Pumpkins are very thirsty plants and need lots of water. Water one inch per week. Water deeply, especially during fruit set. When watering: Try to keep foliage and fruit dry unless it's a sunny day.
The best way to ensure a speedy harvest is to make sure your plants are getting all the nutrients they need. This is especially true of sunlight and water! Pumpkins love the sun, and a lot of sunlight means that water evaporates more quickly, so they need more frequent watering.
Some gardeners promote branching to get more pumpkins by pinching the tips out of main vines when they reach about 2 feet long. You can also increase the yield on a vine by removing all female flowers (these have a small swelling at the base of the bloom) for the first 3 weeks.
Pumpkins are heavy feeders. GardenZeus recommends testing your soil to determine nutrient levels prior to applying fertilizer. Fish emulsion or seaweed extracts applied as drenches or foliar spray may be beneficial in soils that are infertile, alkaline, or lacking micronutrients.
Keep the root zone well watered and fertilized, as the pumpkin is drawing a great deal of energy from the soil. Pumpkin likes coffee grinds as a nitrogen fertilizer, so be sure to keep adding it directly to the root zone in power or liquid, or via finished compost.
One tablespoon of Epsom salts per gallon of water may be sprayed on pumpkin leaves instead. Fertilizers containing potassium, calcium or ammonium should be used sparingly because these cations compete with magnesium in the soil.
Giant pumpkin vines require approximately 2 pounds nitrogen (N), 3 pounds phosphorous (P2O2) and 6 pounds potash (K2O) per 1,000 square feet of growing space. A foliar feeding or fertigation program should be started after pollination and fruit set have occurred. There are several foliar fertilizers available.
The most common reason for yellow pumpkin leaves doesn't have anything to do with a disease that can spread from plant to plant. Usually, the reason for the yellow pumpkin leaves has to do with lack of water, weather that has been too hot, nutrient deficiency or other stresses.
Pumpkins prefer a well-drained, fertile, loamy soil, with a neutral pH, but they will grow in heavier clay soils as long as they are not continually wet. Sometimes I manage to prepare the soil in the fall for the spring crop, but just as often I build up and enrich the soil in the spring just prior to planting.
Mature pumpkins are 80 to 90 percent water, so you can bet that pumpkins need a lot of water as they grow. Irrigate plants when soil is dry. It's typical for pumpkin leaves to wilt at high noon, but if plants are wilted in the early morning, that's a sign you need to water.
Pumpkins and squash prefer a pH range of 6.0 to 6.8. Strongly acid soils should be limed according to recommendations. Lime (if needed) is most effective when worked into the soil in the fall.
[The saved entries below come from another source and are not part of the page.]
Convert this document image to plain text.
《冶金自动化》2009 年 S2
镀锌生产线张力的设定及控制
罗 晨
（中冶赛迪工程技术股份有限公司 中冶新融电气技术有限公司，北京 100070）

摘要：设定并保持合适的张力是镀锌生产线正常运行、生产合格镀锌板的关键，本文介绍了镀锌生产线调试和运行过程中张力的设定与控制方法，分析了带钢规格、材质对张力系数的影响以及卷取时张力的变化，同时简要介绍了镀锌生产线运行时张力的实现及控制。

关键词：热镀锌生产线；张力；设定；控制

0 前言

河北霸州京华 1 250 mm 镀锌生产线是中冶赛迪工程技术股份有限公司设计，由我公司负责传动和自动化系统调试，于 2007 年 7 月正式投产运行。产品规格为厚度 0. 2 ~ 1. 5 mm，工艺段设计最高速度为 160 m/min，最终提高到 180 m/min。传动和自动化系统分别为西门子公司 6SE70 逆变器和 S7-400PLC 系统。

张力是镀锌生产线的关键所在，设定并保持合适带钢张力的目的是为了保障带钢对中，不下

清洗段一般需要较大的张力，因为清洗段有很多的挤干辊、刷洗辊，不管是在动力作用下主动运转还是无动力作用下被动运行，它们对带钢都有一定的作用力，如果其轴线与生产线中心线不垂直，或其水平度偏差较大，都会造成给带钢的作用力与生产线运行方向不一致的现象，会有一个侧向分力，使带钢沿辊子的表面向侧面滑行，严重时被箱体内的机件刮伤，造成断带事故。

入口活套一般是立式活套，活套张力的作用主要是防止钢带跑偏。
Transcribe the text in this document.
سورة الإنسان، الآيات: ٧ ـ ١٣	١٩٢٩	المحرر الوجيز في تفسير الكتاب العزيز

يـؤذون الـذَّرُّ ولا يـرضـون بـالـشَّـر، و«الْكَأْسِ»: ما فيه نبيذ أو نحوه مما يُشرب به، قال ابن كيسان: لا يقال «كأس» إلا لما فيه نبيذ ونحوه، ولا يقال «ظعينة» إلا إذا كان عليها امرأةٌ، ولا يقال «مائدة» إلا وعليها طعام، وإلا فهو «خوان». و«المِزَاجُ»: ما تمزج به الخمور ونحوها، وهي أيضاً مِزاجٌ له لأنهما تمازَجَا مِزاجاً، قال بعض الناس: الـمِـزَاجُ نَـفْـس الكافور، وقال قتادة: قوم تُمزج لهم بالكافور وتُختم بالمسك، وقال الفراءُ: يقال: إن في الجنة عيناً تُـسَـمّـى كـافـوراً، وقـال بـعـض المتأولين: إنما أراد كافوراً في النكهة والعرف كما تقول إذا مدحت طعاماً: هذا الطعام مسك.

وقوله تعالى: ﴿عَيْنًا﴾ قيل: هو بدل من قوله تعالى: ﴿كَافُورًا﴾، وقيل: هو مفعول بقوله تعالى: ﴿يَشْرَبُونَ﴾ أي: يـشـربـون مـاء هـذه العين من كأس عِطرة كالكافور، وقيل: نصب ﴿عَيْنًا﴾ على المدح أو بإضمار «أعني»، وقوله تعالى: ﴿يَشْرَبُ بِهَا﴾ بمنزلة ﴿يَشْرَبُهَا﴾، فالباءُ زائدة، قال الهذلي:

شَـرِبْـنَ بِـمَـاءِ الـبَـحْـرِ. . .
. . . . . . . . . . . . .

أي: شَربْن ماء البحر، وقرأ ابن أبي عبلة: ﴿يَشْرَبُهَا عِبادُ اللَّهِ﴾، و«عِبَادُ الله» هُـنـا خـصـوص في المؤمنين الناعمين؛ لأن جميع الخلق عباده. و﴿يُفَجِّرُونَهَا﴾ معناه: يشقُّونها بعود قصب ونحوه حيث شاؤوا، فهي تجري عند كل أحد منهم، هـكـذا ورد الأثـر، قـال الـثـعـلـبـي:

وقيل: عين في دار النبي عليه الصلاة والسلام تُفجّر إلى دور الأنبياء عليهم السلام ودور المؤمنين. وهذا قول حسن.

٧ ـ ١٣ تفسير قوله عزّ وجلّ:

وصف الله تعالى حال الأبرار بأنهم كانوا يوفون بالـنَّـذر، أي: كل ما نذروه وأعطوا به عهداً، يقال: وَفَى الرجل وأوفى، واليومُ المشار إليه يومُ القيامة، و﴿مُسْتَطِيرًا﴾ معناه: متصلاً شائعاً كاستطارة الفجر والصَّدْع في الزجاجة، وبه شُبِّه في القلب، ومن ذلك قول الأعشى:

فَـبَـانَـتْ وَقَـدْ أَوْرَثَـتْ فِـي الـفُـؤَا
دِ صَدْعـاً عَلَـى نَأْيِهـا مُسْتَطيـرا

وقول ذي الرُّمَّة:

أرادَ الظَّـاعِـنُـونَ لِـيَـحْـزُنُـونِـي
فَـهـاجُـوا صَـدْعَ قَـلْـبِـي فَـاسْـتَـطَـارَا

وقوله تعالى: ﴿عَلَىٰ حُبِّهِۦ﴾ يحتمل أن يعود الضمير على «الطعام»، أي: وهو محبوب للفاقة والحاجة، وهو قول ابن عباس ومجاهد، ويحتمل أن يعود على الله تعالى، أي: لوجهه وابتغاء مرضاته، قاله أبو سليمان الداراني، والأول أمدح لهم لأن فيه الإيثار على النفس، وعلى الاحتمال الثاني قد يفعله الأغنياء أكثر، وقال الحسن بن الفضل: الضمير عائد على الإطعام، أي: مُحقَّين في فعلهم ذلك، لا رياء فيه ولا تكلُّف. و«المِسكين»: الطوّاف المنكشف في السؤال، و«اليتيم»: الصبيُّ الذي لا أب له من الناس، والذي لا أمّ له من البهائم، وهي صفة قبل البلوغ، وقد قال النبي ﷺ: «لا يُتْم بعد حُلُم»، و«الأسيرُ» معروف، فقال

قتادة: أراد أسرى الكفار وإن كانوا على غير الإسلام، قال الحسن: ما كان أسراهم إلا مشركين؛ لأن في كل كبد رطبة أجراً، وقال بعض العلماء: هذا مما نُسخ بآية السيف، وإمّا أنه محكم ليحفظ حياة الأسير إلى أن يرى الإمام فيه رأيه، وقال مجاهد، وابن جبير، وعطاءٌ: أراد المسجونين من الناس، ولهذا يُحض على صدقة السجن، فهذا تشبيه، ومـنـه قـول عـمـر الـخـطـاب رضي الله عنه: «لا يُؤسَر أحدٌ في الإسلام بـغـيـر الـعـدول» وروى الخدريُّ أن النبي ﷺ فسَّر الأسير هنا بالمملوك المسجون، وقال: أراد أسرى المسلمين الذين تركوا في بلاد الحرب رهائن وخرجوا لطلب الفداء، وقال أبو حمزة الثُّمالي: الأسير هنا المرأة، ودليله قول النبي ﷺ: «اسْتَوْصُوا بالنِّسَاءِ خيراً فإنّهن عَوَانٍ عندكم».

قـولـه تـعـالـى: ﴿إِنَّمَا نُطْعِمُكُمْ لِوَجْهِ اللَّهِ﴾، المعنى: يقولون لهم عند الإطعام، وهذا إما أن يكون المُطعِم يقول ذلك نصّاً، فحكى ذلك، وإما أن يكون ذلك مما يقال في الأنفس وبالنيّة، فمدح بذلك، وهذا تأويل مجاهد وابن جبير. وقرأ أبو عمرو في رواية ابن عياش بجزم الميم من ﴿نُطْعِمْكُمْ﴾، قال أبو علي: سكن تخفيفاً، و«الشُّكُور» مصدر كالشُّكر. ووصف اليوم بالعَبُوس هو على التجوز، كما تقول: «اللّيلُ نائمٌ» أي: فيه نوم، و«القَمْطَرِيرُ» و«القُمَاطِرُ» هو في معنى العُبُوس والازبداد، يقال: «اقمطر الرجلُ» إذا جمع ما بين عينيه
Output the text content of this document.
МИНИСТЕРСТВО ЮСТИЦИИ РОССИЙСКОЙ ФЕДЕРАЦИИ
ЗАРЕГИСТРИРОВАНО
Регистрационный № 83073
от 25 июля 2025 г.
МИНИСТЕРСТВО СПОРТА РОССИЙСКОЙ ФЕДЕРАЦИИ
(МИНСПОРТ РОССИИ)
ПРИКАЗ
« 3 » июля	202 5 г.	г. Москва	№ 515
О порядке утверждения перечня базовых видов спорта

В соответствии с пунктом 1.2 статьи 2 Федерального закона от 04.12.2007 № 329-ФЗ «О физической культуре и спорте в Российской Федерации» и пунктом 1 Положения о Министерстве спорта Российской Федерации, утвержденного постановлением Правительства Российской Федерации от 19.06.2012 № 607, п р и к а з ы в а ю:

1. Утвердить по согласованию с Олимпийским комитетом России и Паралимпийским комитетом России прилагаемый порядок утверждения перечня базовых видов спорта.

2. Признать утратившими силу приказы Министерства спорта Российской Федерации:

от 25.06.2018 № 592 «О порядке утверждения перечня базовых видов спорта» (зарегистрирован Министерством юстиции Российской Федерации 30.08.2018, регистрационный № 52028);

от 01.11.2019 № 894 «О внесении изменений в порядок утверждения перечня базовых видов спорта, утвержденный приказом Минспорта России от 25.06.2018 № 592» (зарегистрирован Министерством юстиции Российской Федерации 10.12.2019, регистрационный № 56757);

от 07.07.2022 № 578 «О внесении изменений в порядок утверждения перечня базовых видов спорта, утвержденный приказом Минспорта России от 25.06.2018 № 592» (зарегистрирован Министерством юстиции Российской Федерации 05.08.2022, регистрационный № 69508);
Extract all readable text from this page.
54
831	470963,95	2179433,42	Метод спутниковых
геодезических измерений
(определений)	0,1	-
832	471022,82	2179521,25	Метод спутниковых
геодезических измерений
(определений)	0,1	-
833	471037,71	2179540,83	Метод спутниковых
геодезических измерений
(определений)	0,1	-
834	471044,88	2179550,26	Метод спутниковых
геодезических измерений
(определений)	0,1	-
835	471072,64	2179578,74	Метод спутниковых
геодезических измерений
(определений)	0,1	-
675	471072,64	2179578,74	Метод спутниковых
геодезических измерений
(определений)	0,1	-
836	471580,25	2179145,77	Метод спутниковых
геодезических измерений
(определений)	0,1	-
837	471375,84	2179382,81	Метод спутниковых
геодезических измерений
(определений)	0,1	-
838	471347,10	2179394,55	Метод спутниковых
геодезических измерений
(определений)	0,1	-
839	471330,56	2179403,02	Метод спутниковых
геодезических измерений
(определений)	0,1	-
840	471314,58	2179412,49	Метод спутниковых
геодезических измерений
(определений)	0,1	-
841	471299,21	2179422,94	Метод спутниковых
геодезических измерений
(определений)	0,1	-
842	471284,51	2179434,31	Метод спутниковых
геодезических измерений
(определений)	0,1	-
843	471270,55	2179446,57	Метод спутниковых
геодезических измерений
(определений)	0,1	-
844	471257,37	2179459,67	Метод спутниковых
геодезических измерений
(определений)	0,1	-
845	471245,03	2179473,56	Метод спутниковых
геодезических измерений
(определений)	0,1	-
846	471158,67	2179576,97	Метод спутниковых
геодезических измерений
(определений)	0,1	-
Fertilizers that are high in potassium include: burned cucumber skins, sulfate of potash magnesia, Illite clay, kelp, wood ash, greensand, granite dust, sawdust, soybean meal, alfalfa, and bat guano. Some of these fertilizers also contain nitrogen, phosphorus, and other important nutrients for plants.
Spreading a layer of straw underneath your developing crop can help protect the gourds during the hot summer months. "Having some kind of mulch like straw will help reduce the evaporative loss of moisture from the soil, it will help cool the soil a little bit, and it helps keep the pumpkins cleaner," Lerner says.
Pruning is done to achieve one or both of the following: to reign in the plant's size, or to promote the growth of a select pumpkin per vine. Otherwise, pumpkins can be trimmed back whenever they are getting in the way as long as you are prepared to lose potential fruit.
Outside the vegetable garden, you can reduce the weed seeds that infest your pumpkin patch by spraying actively growing weeds with a nonselective post-emergent herbicide. These kill all green plant tissue, so use care, and follow label instructions.
Given that pumpkins need calcium and other micronutrients, it seems to be a no brainer that growing pumpkins with milk will definitely boost their size.